Ein erschreckendes Bild bot sich den Einsatzkräften dann im Wohnzimmer. Dort fanden sie einen zwei Jahre alten Jungen vor, der in seinem Kinderstuhl festgeschnallt war. „Den Stuhl wiederum hat man an eine Heizung gebunden“, so der Polizeisprecher.
Von den Eltern der drei Kinder habe jede Spur gefehlt. Daraufhin sei über die Leitstelle der Polizei Essen das Jugendamt alarmiert worden, das sofort Mitarbeiter zum Einsatzort entsandt habe. Die Jugendamts-Mitarbeiter hätten die Kinder in ihre Obhut genommen und anschließend bei einer Pflegefamilie untergebracht.
Nachbarn: Die Kinder hielten sich nur in der Wohnung auf – selbst bei schönstem Wetter
Auf den ersten Blick macht die Vonovia-Siedlung in Schonnebeck in unmittelbarer Nähe der Welterbe-Zeche Zollverein einen gepflegten Eindruck. Eine typische Fünfziger-Jahre-Siedlung mit zwei bis dreigeschossigen Hausreihen, drumherum viel Rasengrün.
Die Nachbarin, die Mittwochabend die Feuerwehr alarmierte, erinnert sich genau an die beängstigende Szenerie auf dem Balkon. „Der kleine Junge wirkte aufgebracht“, sagt sie am Freitag dieser Zeitung. Als sie ihn ansprachen, habe er Gegenstände heruntergeworfen. „Wir konnten ihn nicht beruhigen.“ Irgendwann sei der Dreijährige sogar auf das Geländer geklettert. Da habe eine andere Nachbarin zum Telefon gegriffen und den Notruf alarmiert.
Die Inobhutnahme von Kindern
Wenn das Jugendamt wegen des Verdachts der Kindeswohlgefährdung Eltern vorübergehend die Kinder wegnimmt und sie Pflegeeltern anvertraut, wird von einer Inobhutnahme gesprochen. In den darauffolgenden Tagen, so die Praxis der Jugendämter, wird es immer intensive Gespräche mit den Eltern geben. Besteht wie im aktuellen Essener Fall der Verdacht einer gravierenden Gefährdung von Kindern, entlassen die Jugendämter diese Kinder auf keinen Fall zeitnah wieder in eine unsichere Situation.Sind Eltern mit der Inobhutnahme nicht einverstanden, hat das Familiengericht das letzte Wort.

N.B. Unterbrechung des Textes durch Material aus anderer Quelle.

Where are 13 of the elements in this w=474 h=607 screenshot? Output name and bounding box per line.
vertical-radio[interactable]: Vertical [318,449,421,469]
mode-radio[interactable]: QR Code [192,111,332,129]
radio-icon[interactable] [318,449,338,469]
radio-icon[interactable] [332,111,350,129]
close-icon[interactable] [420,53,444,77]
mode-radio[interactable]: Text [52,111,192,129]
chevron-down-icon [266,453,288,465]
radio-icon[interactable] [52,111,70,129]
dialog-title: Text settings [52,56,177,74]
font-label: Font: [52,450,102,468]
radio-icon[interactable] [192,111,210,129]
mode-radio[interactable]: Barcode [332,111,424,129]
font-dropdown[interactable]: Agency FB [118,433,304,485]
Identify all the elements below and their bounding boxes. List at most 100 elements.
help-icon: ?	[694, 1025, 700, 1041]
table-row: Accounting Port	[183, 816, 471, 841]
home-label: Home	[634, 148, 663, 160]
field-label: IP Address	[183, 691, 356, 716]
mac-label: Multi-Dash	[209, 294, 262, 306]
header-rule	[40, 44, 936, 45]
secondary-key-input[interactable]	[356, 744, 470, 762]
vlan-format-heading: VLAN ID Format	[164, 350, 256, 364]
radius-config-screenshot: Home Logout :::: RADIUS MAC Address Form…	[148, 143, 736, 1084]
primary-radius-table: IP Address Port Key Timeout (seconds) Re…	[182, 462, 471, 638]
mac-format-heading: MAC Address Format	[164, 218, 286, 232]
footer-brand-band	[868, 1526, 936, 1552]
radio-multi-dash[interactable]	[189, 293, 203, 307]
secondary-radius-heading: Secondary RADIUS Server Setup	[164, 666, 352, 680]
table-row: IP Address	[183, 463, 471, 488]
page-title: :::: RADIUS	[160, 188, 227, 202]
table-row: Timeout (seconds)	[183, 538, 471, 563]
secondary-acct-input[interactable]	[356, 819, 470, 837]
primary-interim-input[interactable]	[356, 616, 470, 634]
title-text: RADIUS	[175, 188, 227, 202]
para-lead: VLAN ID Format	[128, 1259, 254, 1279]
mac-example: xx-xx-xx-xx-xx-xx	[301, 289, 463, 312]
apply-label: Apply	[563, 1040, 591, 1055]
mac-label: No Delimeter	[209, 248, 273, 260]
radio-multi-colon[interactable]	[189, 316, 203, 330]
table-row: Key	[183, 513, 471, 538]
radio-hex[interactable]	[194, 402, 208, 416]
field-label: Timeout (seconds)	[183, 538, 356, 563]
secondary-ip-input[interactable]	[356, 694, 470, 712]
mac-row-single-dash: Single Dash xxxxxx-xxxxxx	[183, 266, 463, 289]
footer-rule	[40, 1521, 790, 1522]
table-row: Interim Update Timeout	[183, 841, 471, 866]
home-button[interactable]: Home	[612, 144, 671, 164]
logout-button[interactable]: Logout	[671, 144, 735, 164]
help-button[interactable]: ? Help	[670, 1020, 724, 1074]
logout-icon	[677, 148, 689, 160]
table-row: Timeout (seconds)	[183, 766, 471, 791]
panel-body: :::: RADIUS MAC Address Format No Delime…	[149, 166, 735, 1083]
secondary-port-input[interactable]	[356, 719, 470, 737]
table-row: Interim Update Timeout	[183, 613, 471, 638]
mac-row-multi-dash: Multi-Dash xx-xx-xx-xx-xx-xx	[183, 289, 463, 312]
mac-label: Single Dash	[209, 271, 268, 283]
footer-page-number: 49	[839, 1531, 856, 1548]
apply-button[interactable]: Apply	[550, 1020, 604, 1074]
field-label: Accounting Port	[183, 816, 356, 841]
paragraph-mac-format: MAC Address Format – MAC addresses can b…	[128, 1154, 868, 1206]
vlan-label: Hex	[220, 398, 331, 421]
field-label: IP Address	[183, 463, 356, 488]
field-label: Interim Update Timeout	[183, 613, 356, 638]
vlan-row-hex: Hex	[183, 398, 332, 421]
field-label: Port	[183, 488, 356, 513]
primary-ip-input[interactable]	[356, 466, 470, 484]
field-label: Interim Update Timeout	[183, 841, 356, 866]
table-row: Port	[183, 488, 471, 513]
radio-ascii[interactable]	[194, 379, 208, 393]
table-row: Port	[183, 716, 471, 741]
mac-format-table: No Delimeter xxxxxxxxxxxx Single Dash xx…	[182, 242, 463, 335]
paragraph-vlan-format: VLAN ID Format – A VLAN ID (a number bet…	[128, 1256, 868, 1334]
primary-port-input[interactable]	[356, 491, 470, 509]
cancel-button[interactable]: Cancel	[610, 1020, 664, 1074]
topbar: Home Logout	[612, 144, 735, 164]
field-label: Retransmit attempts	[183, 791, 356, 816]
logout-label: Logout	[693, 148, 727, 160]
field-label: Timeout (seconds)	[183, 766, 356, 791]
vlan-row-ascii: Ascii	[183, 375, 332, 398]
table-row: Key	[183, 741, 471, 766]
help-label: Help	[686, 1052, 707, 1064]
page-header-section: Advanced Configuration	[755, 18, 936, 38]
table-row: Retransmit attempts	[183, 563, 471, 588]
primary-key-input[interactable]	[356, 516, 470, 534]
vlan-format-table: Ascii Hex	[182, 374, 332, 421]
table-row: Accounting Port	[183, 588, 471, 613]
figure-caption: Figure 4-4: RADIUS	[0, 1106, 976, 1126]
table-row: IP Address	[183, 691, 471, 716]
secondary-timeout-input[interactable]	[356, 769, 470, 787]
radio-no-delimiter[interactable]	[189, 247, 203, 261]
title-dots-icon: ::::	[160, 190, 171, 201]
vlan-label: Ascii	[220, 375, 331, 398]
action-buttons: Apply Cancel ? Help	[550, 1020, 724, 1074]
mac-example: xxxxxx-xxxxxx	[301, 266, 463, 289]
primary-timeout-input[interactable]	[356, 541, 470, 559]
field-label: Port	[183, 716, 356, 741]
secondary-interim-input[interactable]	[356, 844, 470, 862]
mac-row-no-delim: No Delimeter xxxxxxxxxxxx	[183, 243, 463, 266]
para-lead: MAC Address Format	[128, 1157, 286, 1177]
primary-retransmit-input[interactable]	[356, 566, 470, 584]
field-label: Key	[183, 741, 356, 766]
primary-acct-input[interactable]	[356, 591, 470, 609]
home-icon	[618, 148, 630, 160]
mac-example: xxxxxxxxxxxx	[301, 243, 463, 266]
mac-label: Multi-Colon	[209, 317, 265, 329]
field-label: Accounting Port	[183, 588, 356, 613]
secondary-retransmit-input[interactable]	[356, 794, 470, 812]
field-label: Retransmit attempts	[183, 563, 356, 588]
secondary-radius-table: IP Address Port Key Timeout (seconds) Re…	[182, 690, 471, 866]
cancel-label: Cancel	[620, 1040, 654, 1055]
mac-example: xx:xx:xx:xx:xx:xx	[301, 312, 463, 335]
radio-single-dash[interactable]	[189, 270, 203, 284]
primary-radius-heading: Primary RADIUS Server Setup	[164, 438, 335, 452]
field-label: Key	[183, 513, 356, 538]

Dass in der Wohnung etwas nicht stimmte, überraschte die Nachbarn anscheinend nicht. Sie behaupten, dass die Familie dem Essener Jugendamt schon seit Längerem bekannt sei. Das kann Jugend-Dezernent Muchtar Al Ghusain nicht direkt bestätigen: „Nach jetzigem Kenntnisstand gab es einen kurzen Kontakt im Februar 2020“, berichtet der Dezernent auf Anfrage. Darüber hinaus habe es aber keine Begleitung gegeben.
Was den Nachbarn besonders auffiel: Die drei kleinen Kinder hockten offenbar ständig in der Wohnung. Selbst bei schönstem Wetter hätten sie anscheinend nicht draußen an der frischen Luft spielen dürfen. „Ständig sahen wir sie, wie sie hinter der Scheibe saßen und gegen die Scheibe klopften.“ Die Mutter sei von morgens bis abends mit einem Kopfhörer durch die Wohnung gelaufen.
Warum sich die Essener Polizei bei den Nachbarn bedankt
Zurück zum Abend des Einsatzes: Ein herbeigerufener Arzt habe die drei Geschwister vor Ort untersucht und mit Getränken versorgt, berichtet die Polizei. Die drei seien trotz der schlimmen Umstände wohlauf, so dass eine weitere ärztliche Behandlung nicht notwendig gewesen sei.
Die Kriminalpolizei ermittelt nun unter anderem wegen der Misshandlung von Schutzbefohlenen und Freiheitsberaubung gegen die 32 und 45 Jahre Eltern. Der Vater sei im Laufe des Einsatzes in die Wohnung zurückgekehrt, heißt es. Er habe angegeben, die Wohnung verlassen zu haben, um Lebensmittel einzukaufen.
Besonders bedankt sich die Polizei bei den aufmerksamen Nachbarn, die genau hingeschaut und ihre Beobachtungen der Essener Feuerwehr gemeldet hätten.